Cristian Mungiu will give a masterclass in Valladolid as part of a film cycle dedicated to him by Seminci

The retrospective “Mungiu by Mungiu” brings together three feature length and three short films he has directed, as well as three other films, chosen by the director himself, that have inspired him in his filmmaking

Winner of the Palme d’Or at Cannes for 4 Months, 3 Weeks and 2 Days, his masterclass will be given on October 26 in the Miguel Delibes Hall at the Teatro Calderón

The Romanian filmmaker Cristian Mungiu will attend the Valladolid International Film Festival, which this year will include the cycle “Mungiu by Mungiu”, focused on analysing his works and film influences. The cycle will comprise six of his works -three feature length and three short films- as well as another three titles which he has personally chosen and which have inspired him in his filmmaking. The filmmaker will also take advantage of his presence in the city to offer a masterclass on Wednesday October 26. The class will start at 12.00 and will take place on the Canal Seminci set, in the Miguel Delibes Hall at the Teatro Calderón.

Beyond the Hills (2012).

The retrospective “Mungiu by Mungiu” will include his short films The Legend of the Official Visit, which was co-directed with Ioana Uricaru, The Legend of the Air Sellers and The Legend of the Chicken Driver, all from 2009, and the feature length films 4 Months, 3 Weeks, 2 Days (2007), Beyond the Hills (2012) and R.M.N. (2022). The cycle will be completed with three feature films by other directors, all chosen by Mungiu himself: The Reenactment (Lucian Pintilie, 1968), A Short Film About Killing (Krzysztof Kieślowski, 1989) and The Life of Jesus (Bruno Dumont, 1997).

Cristian Mungiu (Iasi, Rumanía, 1968) studied English Language and Literature at university before working as a teacher and press, radio and television journalist.
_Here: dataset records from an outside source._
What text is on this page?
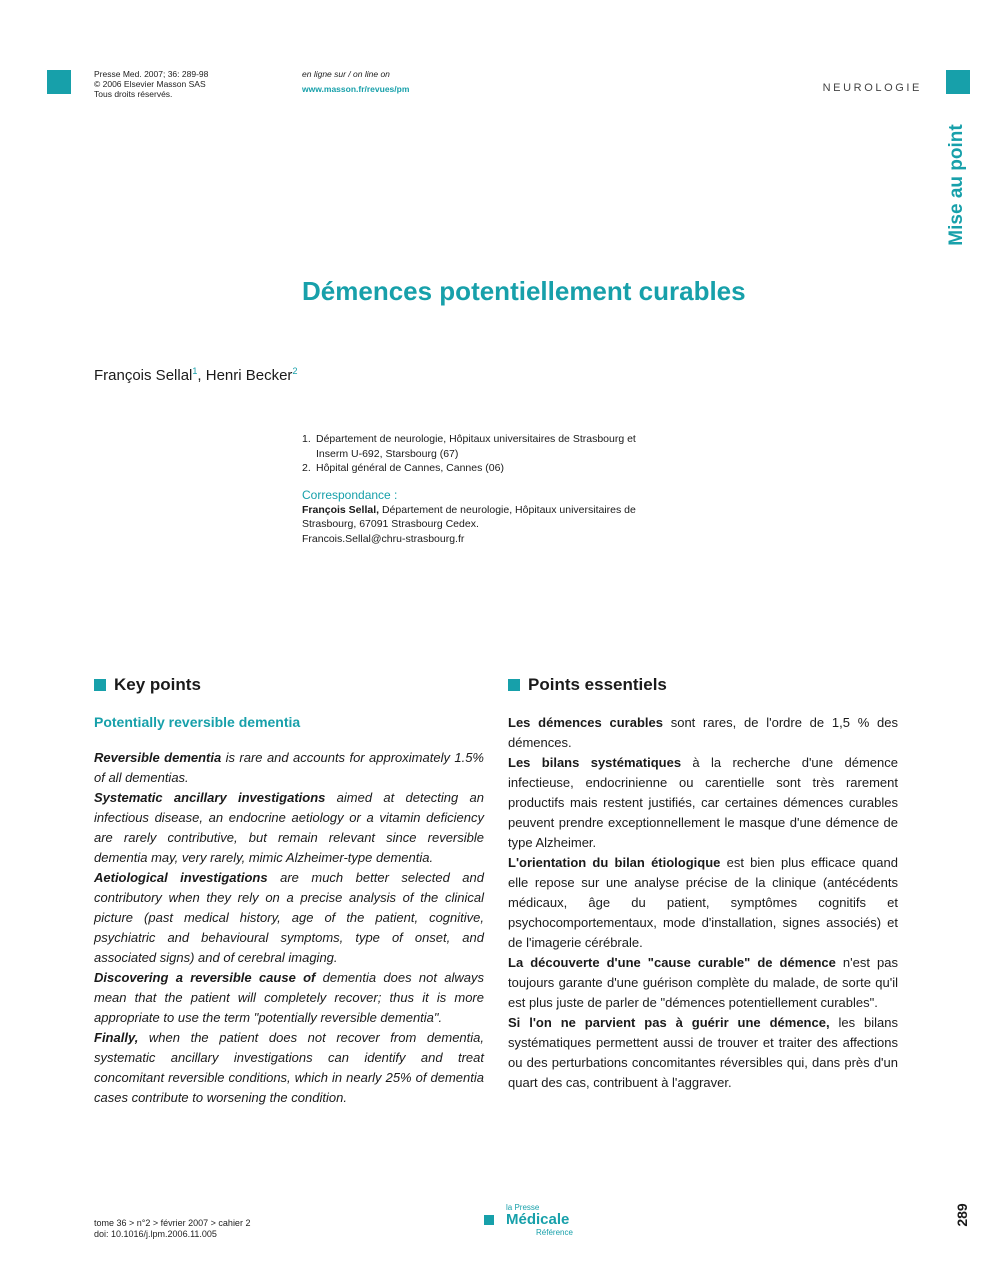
Presse Med. 2007; 36: 289-98
© 2006 Elsevier Masson SAS
Tous droits réservés.
en ligne sur / on line on
www.masson.fr/revues/pm	NEUROLOGIE
Mise au point
Démences potentiellement curables
François Sellal$^1$, Henri Becker$^2$
1. Département de neurologie, Hôpitaux universitaires de Strasbourg et Inserm U-692, Starsbourg (67)
2. Hôpital général de Cannes, Cannes (06)
Correspondance :
François Sellal, Département de neurologie, Hôpitaux universitaires de Strasbourg, 67091 Strasbourg Cedex.
Francois.Sellal@chru-strasbourg.fr
Key points
Potentially reversible dementia
Reversible dementia is rare and accounts for approximately 1.5% of all dementias.
Systematic ancillary investigations aimed at detecting an infectious disease, an endocrine aetiology or a vitamin deficiency are rarely contributive, but remain relevant since reversible dementia may, very rarely, mimic Alzheimer-type dementia.
Aetiological investigations are much better selected and contributory when they rely on a precise analysis of the clinical picture (past medical history, age of the patient, cognitive, psychiatric and behavioural symptoms, type of onset, and associated signs) and of cerebral imaging.
Discovering a reversible cause of dementia does not always mean that the patient will completely recover; thus it is more appropriate to use the term "potentially reversible dementia".
Finally, when the patient does not recover from dementia, systematic ancillary investigations can identify and treat concomitant reversible conditions, which in nearly 25% of dementia cases contribute to worsening the condition.
Points essentiels
Les démences curables sont rares, de l'ordre de 1,5 % des démences.
Les bilans systématiques à la recherche d'une démence infectieuse, endocrinienne ou carentielle sont très rarement productifs mais restent justifiés, car certaines démences curables peuvent prendre exceptionnellement le masque d'une démence de type Alzheimer.
L'orientation du bilan étiologique est bien plus efficace quand elle repose sur une analyse précise de la clinique (antécédents médicaux, âge du patient, symptômes cognitifs et psychocomportementaux, mode d'installation, signes associés) et de l'imagerie cérébrale.
La découverte d'une "cause curable" de démence n'est pas toujours garante d'une guérison complète du malade, de sorte qu'il est plus juste de parler de "démences potentiellement curables".
Si l'on ne parvient pas à guérir une démence, les bilans systématiques permettent aussi de trouver et traiter des affections ou des perturbations concomitantes réversibles qui, dans près d'un quart des cas, contribuent à l'aggraver.
tome 36 > n°2 > février 2007 > cahier 2
doi: 10.1016/j.lpm.2006.11.005
la Presse
Médicale
Référence
289
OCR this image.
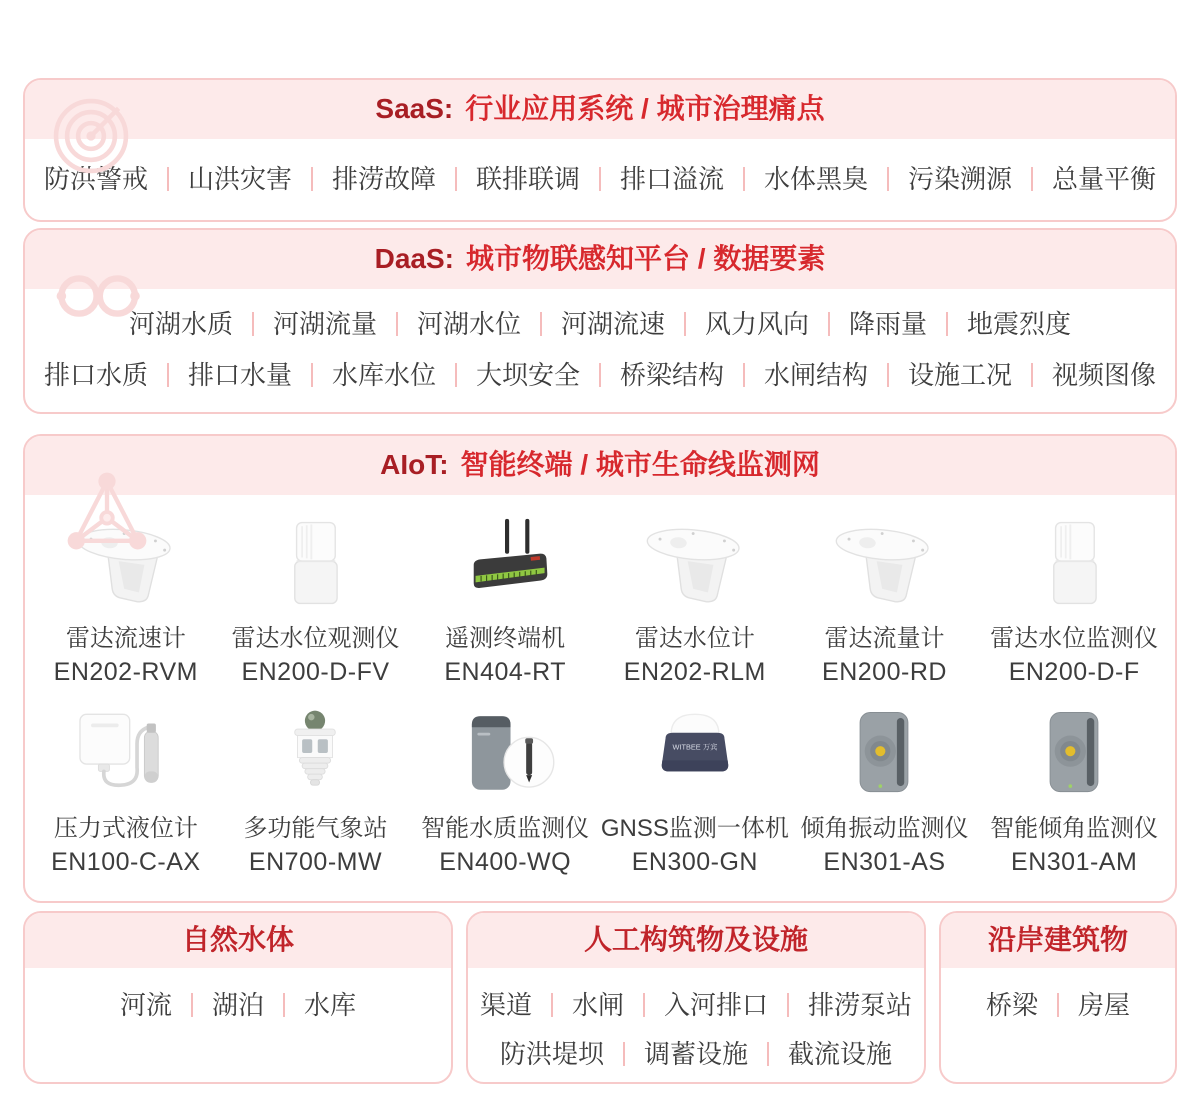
SaaS: 行业应用系统 / 城市治理痛点
防洪警戒	山洪灾害	排涝故障	联排联调	排口溢流	水体黑臭	污染溯源	总量平衡
DaaS: 城市物联感知平台 / 数据要素
河湖水质	河湖流量	河湖水位	河湖流速	风力风向	降雨量	地震烈度
排口水质	排口水量	水库水位	大坝安全	桥梁结构	水闸结构	设施工况	视频图像
AIoT: 智能终端 / 城市生命线监测网
雷达流速计
EN202-RVM
雷达水位观测仪
EN200-D-FV
遥测终端机
EN404-RT
雷达水位计
EN202-RLM
雷达流量计
EN200-RD
雷达水位监测仪
EN200-D-F
压力式液位计
EN100-C-AX
多功能气象站
EN700-MW
智能水质监测仪
EN400-WQ
GNSS监测一体机
EN300-GN
倾角振动监测仪
EN301-AS
智能倾角监测仪
EN301-AM
自然水体
河流	湖泊	水库
人工构筑物及设施
渠道	水闸	入河排口	排涝泵站
防洪堤坝	调蓄设施	截流设施
沿岸建筑物
桥梁	房屋
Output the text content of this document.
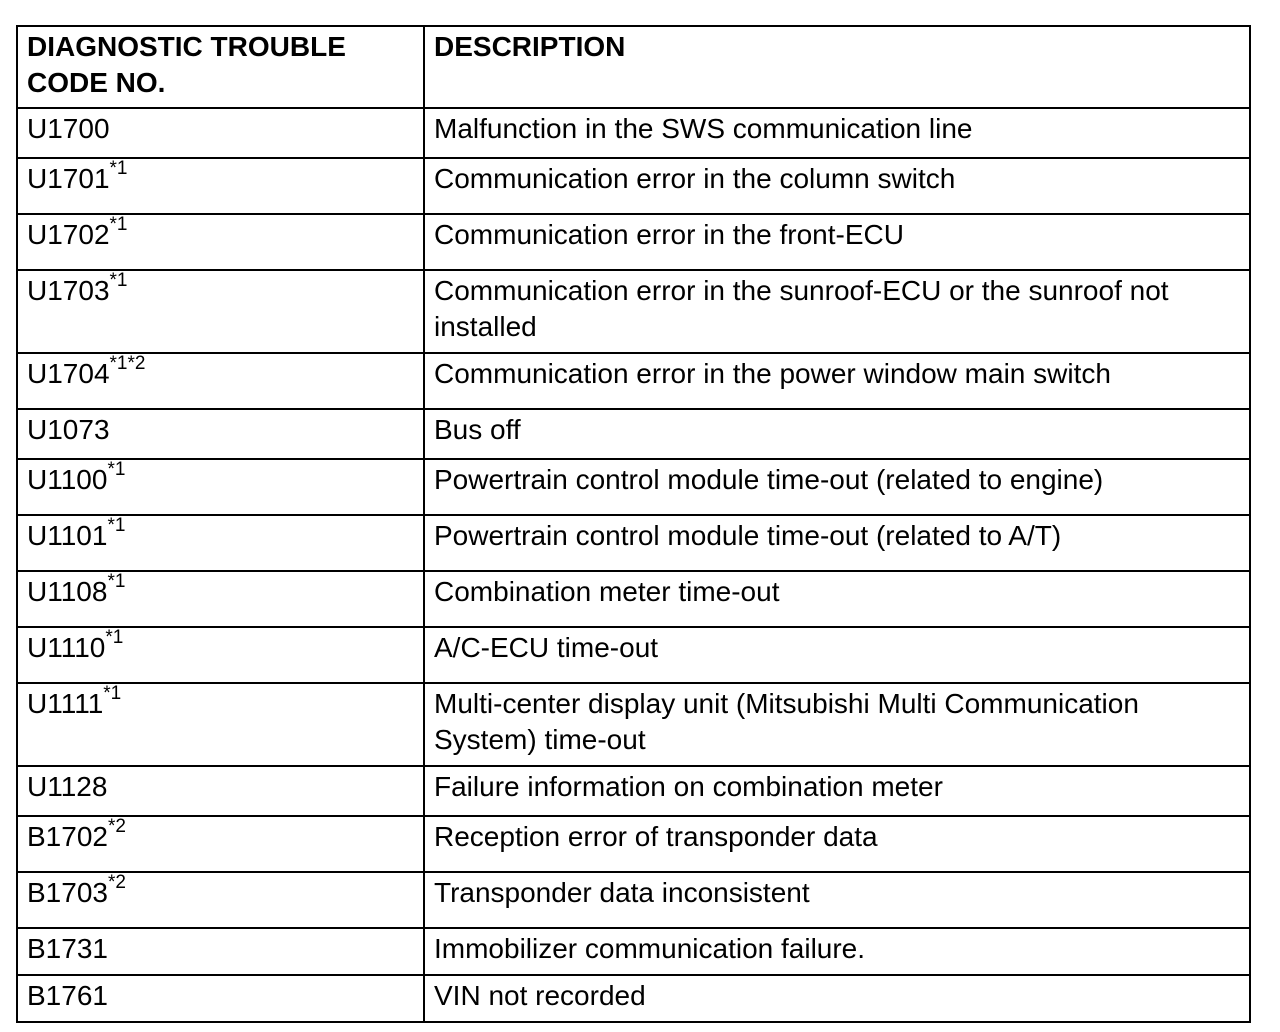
DIAGNOSTIC TROUBLE CODE NO.	DESCRIPTION
U1700	Malfunction in the SWS communication line
U1701$^{*1}$	Communication error in the column switch
U1702$^{*1}$	Communication error in the front-ECU
U1703$^{*1}$	Communication error in the sunroof-ECU or the sunroof not installed
$U1704^{*1*2}$	Communication error in the power window main switch
U1073	Bus off
U1100$^{*1}$	Powertrain control module time-out (related to engine)
U1101$^{*1}$	Powertrain control module time-out (related to A/T)
U1108$^{*1}$	Combination meter time-out
U1110$^{*1}$	A/C-ECU time-out
U1111$^{*1}$	Multi-center display unit (Mitsubishi Multi Communication System) time-out
U1128	Failure information on combination meter
B1702$^{*2}$	Reception error of transponder data
B1703$^{*2}$	Transponder data inconsistent
B1731	Immobilizer communication failure.
B1761	VIN not recorded
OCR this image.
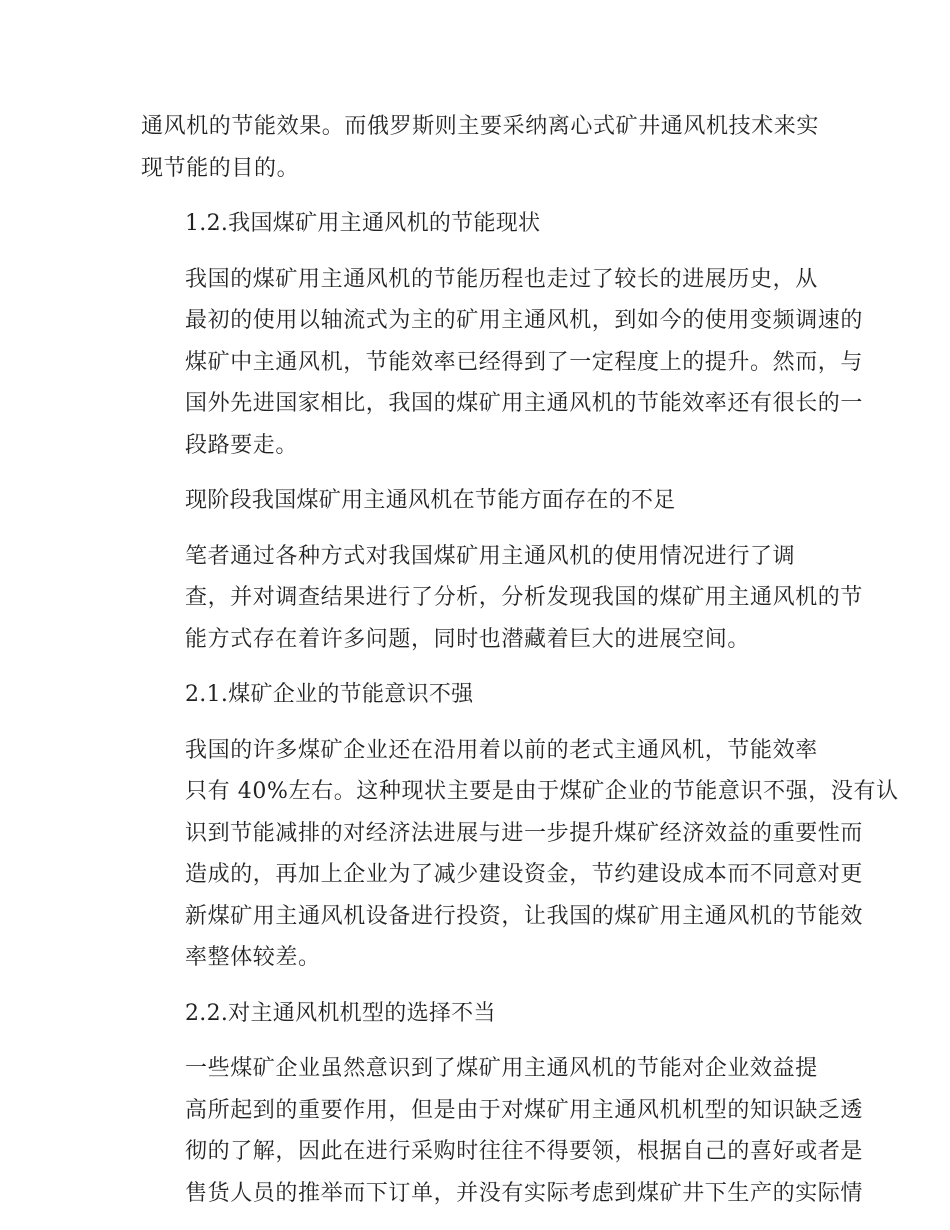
通风机的节能效果。而俄罗斯则主要采纳离心式矿井通风机技术来实
现节能的目的。

1.2.我国煤矿用主通风机的节能现状

我国的煤矿用主通风机的节能历程也走过了较长的进展历史，从
最初的使用以轴流式为主的矿用主通风机，到如今的使用变频调速的
煤矿中主通风机，节能效率已经得到了一定程度上的提升。然而，与
国外先进国家相比，我国的煤矿用主通风机的节能效率还有很长的一
段路要走。

现阶段我国煤矿用主通风机在节能方面存在的不足

笔者通过各种方式对我国煤矿用主通风机的使用情况进行了调
查，并对调查结果进行了分析，分析发现我国的煤矿用主通风机的节
能方式存在着许多问题，同时也潜藏着巨大的进展空间。

2.1.煤矿企业的节能意识不强

我国的许多煤矿企业还在沿用着以前的老式主通风机，节能效率
只有 40%左右。这种现状主要是由于煤矿企业的节能意识不强，没有认
识到节能减排的对经济法进展与进一步提升煤矿经济效益的重要性而
造成的，再加上企业为了减少建设资金，节约建设成本而不同意对更
新煤矿用主通风机设备进行投资，让我国的煤矿用主通风机的节能效
率整体较差。

2.2.对主通风机机型的选择不当

一些煤矿企业虽然意识到了煤矿用主通风机的节能对企业效益提
高所起到的重要作用，但是由于对煤矿用主通风机机型的知识缺乏透
彻的了解，因此在进行采购时往往不得要领，根据自己的喜好或者是
售货人员的推举而下订单，并没有实际考虑到煤矿井下生产的实际情
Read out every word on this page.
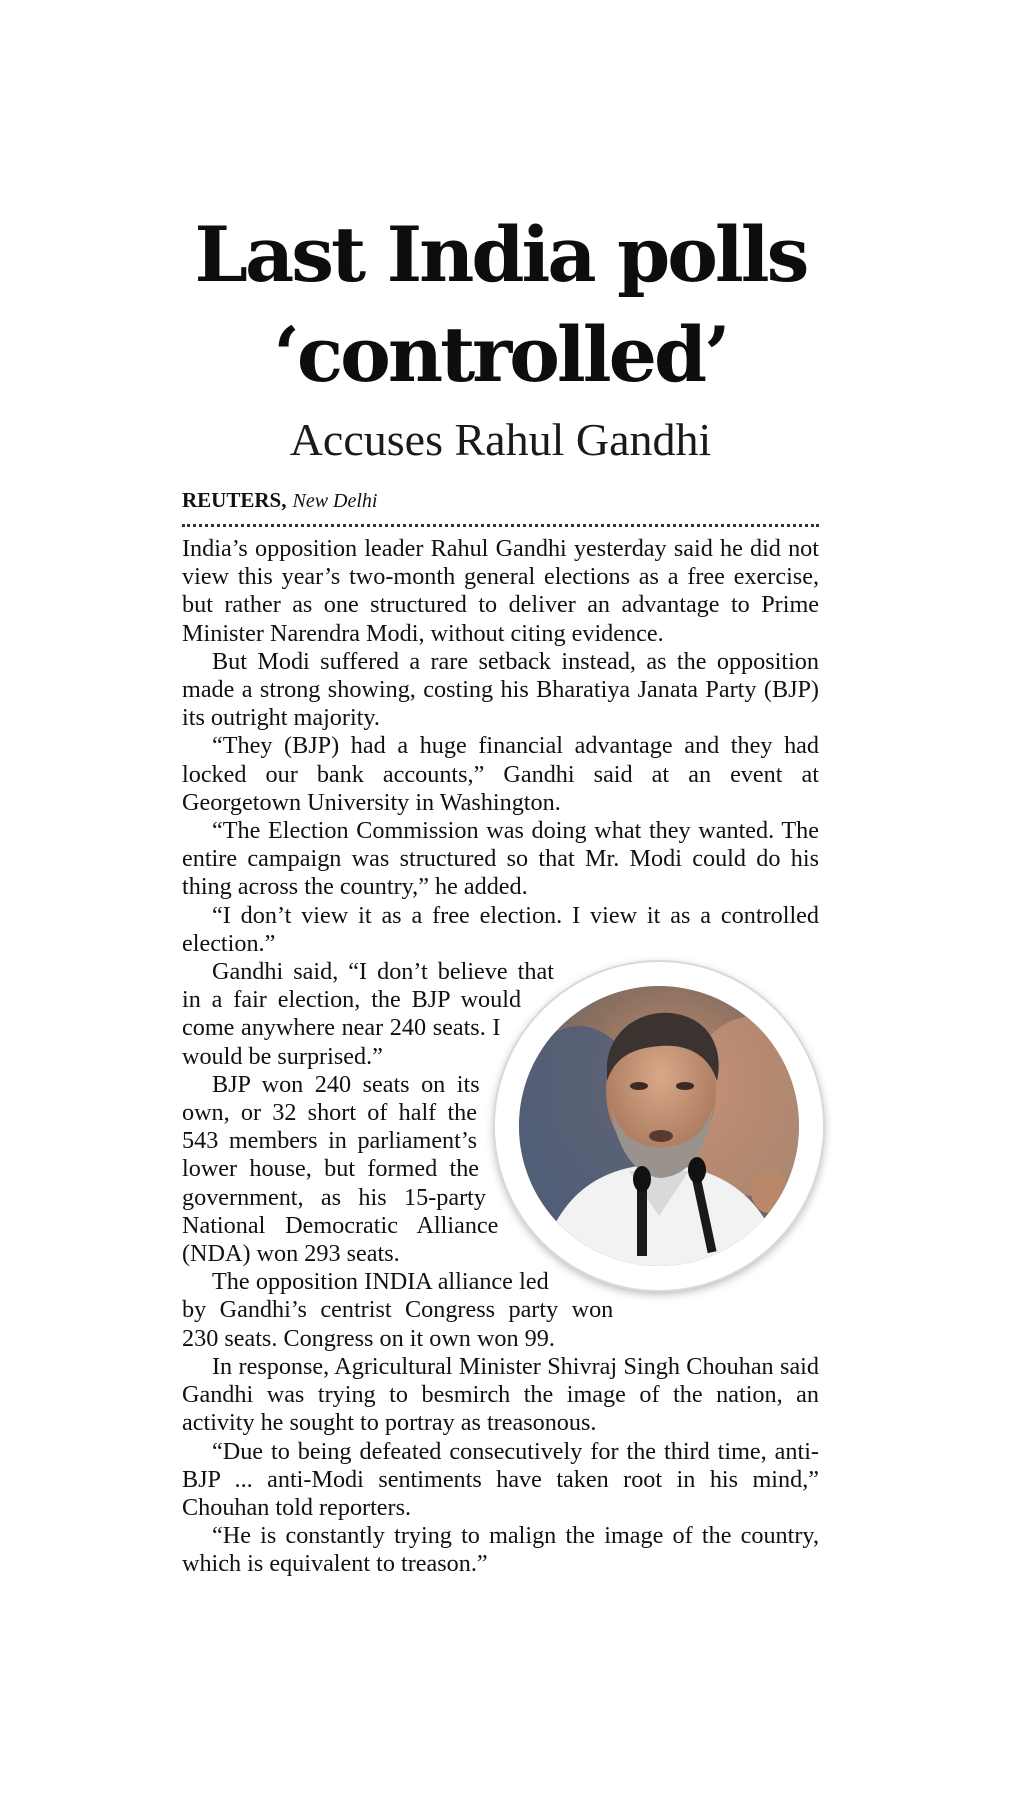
Last India polls
‘controlled’
Accuses Rahul Gandhi
REUTERS, New Delhi

India’s opposition leader Rahul Gandhi yesterday said he did not view this year’s two-month general elections as a free exercise, but rather as one structured to deliver an advantage to Prime Minister Narendra Modi, without citing evidence.

But Modi suffered a rare setback instead, as the opposition made a strong showing, costing his Bharatiya Janata Party (BJP) its outright majority.

“They (BJP) had a huge financial advantage and they had locked our bank accounts,” Gandhi said at an event at Georgetown University in Washington.

“The Election Commission was doing what they wanted. The entire campaign was structured so that Mr. Modi could do his thing across the country,” he added.

“I don’t view it as a free election. I view it as a controlled election.”

Gandhi said, “I don’t believe that in a fair election, the BJP would come anywhere near 240 seats. I would be surprised.”

BJP won 240 seats on its own, or 32 short of half the 543 members in parliament’s lower house, but formed the government, as his 15-party National Democratic Alliance (NDA) won 293 seats.

The opposition INDIA alliance led by Gandhi’s centrist Congress party won 230 seats. Congress on it own won 99.

In response, Agricultural Minister Shivraj Singh Chouhan said Gandhi was trying to besmirch the image of the nation, an activity he sought to portray as treasonous.

“Due to being defeated consecutively for the third time, anti-BJP ... anti-Modi sentiments have taken root in his mind,” Chouhan told reporters.

“He is constantly trying to malign the image of the country, which is equivalent to treason.”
He then studied directing at the Academy of Film and Theatre in Bucharest and made several short films before presenting his first feature film Occident (2002). The film was selected for the Directors’ Fortnight at Cannes and was critically acclaimed.

4 Months, 3 Weeks , 2 Days (2007).

He won the Palme d’Or at Cannes for his second feature film, 4 Months, 3 Weeks, 2 Days, as well as 42 other international awards, including Best Film and Best Director at the European Film Awards and the Goya Award for Best European Film. The film was also nominated for Best Foreign Language Film at the Golden Globes.

Premiered at Cannes in 2009 was Tales from the Golden Age.  Composed of five stories and with five different directors, the film describes the last years of communism in Romania. Mungiu, the film’s producer and writer of the five stories, also directed the last of them, The legend of the Air Sellers.

In 2012, he wrote and directed Beyond the Hills, which also premiered at Cannes where it won the award for Best Screenplay and two of its actresses, Cosmina Stratan and Cristina Flutur, were joint winners of the Best Female Performance award. He returned to Cannes in 2016 to present Graduation, his fifth feature film, for which he won the Best Director award. This year he presented R.M.N., selected once again for the French event.

Inspirational feature films

Mungiu has personally selected the three titles that complement his retrospective. With respect to The Reenactment, the filmmaker explains that “I’ve always liked it, not just because it succeeded in avoiding the censorship that was in place at the time,  but because, in my opinion, it continues today to be the Romanian film with the greatest force as well as moments of superb cinema”.

As for A Short Film About Killing, he recalls that “you had to pass a difficult exam to be admitted to the Bucharest National University of Theatre and Film. Among other tests, you had to analyse a scene from a film. The one I chose was by Kieślowski. His Dekalog was broadcast on Romanian television in the 1980s and was one of the few productions of recent times that Romania could afford to buy given how scarce everything was. The professors at the university loved the film for its concise realism”.

Finally, on The Life of Jesus, Mungiu reports that “after I graduated from film school I just happened to come across the film at a festival. Its rhythm, ambiguity and discretion were the driving force behind my subsequent shift in the direction of a more minimalist approach to filmmaking”.